- Theatrical release poster
- Directed by: Thirumalai–Mahalingam
- Written by: A. L. Narayanan
- Produced by: Sundarlal Nahadha
- Starring: Jaishankar; Jayasudha;
- Cinematography: Amirtham
- Music by: Shankar–Ganesh
- Production company: Nahadha
- Distributed by: Murali Enterprises
- Release date: 13 December 1974;
- Country: India
- Language: Tamil

= Puthiya Manithan =

Puthiya Manithan is a 1974 Indian Tamil-language film directed by Thirumalai–Mahalingam and written by A. S. Narayanan.
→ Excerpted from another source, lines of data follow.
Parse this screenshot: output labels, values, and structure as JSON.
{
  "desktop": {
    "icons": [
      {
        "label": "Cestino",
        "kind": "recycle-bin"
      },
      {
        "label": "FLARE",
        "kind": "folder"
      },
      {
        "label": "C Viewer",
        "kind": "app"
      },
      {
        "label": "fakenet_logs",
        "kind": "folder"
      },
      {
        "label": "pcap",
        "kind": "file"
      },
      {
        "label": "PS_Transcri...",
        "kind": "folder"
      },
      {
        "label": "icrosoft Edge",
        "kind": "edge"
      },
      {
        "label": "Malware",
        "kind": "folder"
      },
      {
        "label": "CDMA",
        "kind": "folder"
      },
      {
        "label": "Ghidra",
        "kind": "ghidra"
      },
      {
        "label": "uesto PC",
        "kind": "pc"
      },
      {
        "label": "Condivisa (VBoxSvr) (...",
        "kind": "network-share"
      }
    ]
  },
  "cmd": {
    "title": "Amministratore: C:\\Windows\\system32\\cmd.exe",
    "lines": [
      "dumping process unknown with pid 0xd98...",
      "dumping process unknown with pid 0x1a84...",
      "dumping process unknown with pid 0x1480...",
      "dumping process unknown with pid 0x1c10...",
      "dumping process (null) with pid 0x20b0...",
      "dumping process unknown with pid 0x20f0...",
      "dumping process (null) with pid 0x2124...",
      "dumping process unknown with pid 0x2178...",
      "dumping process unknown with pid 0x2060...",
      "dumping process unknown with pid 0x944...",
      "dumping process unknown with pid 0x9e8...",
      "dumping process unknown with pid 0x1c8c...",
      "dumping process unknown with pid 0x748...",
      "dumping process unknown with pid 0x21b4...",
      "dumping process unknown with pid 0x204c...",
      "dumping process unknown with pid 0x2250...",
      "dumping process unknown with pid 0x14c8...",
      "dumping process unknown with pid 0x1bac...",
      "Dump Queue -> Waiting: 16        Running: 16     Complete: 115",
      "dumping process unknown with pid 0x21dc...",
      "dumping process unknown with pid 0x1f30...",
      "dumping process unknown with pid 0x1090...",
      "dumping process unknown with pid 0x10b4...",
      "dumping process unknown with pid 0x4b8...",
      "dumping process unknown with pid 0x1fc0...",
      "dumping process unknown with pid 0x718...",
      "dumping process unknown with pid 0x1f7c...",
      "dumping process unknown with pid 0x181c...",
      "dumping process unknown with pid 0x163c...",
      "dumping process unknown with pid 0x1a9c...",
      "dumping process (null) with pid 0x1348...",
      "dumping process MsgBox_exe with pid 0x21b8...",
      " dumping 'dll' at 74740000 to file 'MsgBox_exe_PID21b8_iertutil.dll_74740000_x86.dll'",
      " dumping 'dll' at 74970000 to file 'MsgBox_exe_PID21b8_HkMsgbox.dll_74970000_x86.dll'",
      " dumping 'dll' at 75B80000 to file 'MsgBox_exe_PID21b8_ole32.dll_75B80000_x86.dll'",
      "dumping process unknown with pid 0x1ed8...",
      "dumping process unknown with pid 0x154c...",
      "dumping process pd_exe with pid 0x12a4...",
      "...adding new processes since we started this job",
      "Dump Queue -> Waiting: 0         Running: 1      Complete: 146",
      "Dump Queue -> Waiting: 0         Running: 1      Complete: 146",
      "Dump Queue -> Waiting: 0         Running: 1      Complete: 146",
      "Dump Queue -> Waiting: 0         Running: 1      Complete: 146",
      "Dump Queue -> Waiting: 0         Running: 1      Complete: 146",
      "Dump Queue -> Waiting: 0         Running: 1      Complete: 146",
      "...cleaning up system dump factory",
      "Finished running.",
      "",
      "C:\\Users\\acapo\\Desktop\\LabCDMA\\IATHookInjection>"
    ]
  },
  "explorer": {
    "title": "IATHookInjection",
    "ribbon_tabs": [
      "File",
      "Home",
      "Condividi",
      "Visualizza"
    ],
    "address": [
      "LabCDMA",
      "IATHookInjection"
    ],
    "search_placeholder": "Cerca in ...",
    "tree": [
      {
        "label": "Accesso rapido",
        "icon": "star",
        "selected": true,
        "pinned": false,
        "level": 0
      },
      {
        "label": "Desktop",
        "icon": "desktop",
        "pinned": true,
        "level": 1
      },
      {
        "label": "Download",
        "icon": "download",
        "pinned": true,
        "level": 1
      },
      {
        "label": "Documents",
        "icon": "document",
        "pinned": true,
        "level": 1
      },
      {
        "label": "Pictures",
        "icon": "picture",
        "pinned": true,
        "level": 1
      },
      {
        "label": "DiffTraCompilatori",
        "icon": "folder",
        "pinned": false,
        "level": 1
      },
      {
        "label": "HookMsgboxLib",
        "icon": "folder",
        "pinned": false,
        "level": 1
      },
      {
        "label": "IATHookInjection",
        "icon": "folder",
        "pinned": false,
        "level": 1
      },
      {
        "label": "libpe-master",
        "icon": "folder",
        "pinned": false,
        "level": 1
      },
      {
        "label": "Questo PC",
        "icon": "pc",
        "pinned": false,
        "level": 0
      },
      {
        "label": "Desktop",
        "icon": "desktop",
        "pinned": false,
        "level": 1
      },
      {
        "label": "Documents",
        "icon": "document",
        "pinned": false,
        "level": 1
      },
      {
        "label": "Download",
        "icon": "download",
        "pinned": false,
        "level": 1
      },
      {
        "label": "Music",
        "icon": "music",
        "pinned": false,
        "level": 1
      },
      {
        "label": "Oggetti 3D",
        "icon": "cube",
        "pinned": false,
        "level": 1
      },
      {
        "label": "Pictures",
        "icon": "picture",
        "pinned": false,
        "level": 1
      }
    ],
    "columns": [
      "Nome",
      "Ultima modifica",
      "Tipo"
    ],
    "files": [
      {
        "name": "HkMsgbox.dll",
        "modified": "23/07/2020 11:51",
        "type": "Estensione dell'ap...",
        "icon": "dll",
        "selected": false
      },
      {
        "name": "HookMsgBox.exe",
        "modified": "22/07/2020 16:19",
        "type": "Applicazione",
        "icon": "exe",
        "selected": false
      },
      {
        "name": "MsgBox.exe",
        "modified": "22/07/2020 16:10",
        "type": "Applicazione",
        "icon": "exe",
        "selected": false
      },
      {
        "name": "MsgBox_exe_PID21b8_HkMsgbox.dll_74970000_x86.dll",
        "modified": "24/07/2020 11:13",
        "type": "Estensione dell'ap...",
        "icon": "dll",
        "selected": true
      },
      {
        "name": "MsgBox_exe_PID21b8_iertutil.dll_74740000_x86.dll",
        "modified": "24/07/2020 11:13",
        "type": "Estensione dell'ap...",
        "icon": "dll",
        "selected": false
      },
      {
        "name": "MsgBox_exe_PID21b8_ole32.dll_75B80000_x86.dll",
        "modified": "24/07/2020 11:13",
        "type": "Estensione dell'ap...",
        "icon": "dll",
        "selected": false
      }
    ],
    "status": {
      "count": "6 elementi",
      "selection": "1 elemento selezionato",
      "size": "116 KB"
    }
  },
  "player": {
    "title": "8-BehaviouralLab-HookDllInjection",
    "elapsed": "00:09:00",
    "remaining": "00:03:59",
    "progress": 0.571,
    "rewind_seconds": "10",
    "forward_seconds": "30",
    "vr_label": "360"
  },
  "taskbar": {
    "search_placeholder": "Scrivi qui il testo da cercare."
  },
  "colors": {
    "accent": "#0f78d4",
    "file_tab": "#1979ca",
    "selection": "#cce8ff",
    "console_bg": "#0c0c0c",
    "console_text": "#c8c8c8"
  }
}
The film stars Jaishankar and Jayasudha, with V. K. Ramasamy, Gemini Chandra, R. S. Manohar and T. K. Bhagavathi in supporting roles. It was released on 13 December 1974.

== Cast ==
- Jaishankar
- Jayasudha
- V. K. Ramasamy
- Gemini Chandra
- R. S. Manohar
- T. K. Bhagavathi

== Soundtrack ==
The music was composed by Shankar–Ganesh, with lyrics by Vaali.

Track listing
| No. | Title | Singer(s) | Length |
|---|---|---|---|
| 1. | "Naan Solla Vanthen" | S. P. Balasubrahmanyam, Vani Jairam |  |
| 2. | "Vanakkam Solli" | Vani Jairam, Chorus |  |
| 3. | "Aaadaa Barase Mera Salaam" | Vani Jairam |  |
| 4. | "Vetri Yaarukku Paarppoma" | Kovai Soundararajan, K. Veeramani, B. S. Sasirekha, L. R. Anjali |  |
| 5. | "Vaigundam Sree Vaingundam" | Kovai Soundararajan, Thangappan |  |

== Reception ==
Navamani praised the acting of star cast and Amirtham's cinematography and concluded saying Thirumalai–Mahalingam have directed the film briskly with entertaining elements. Kanthan of Kalki praised the acting of star cast and found Narayanan's dialogues as okay but panned the plot and concluded despite dragging the film with fights and cabaret dances, Thirumalai–Mahalingam's direction goes without problem.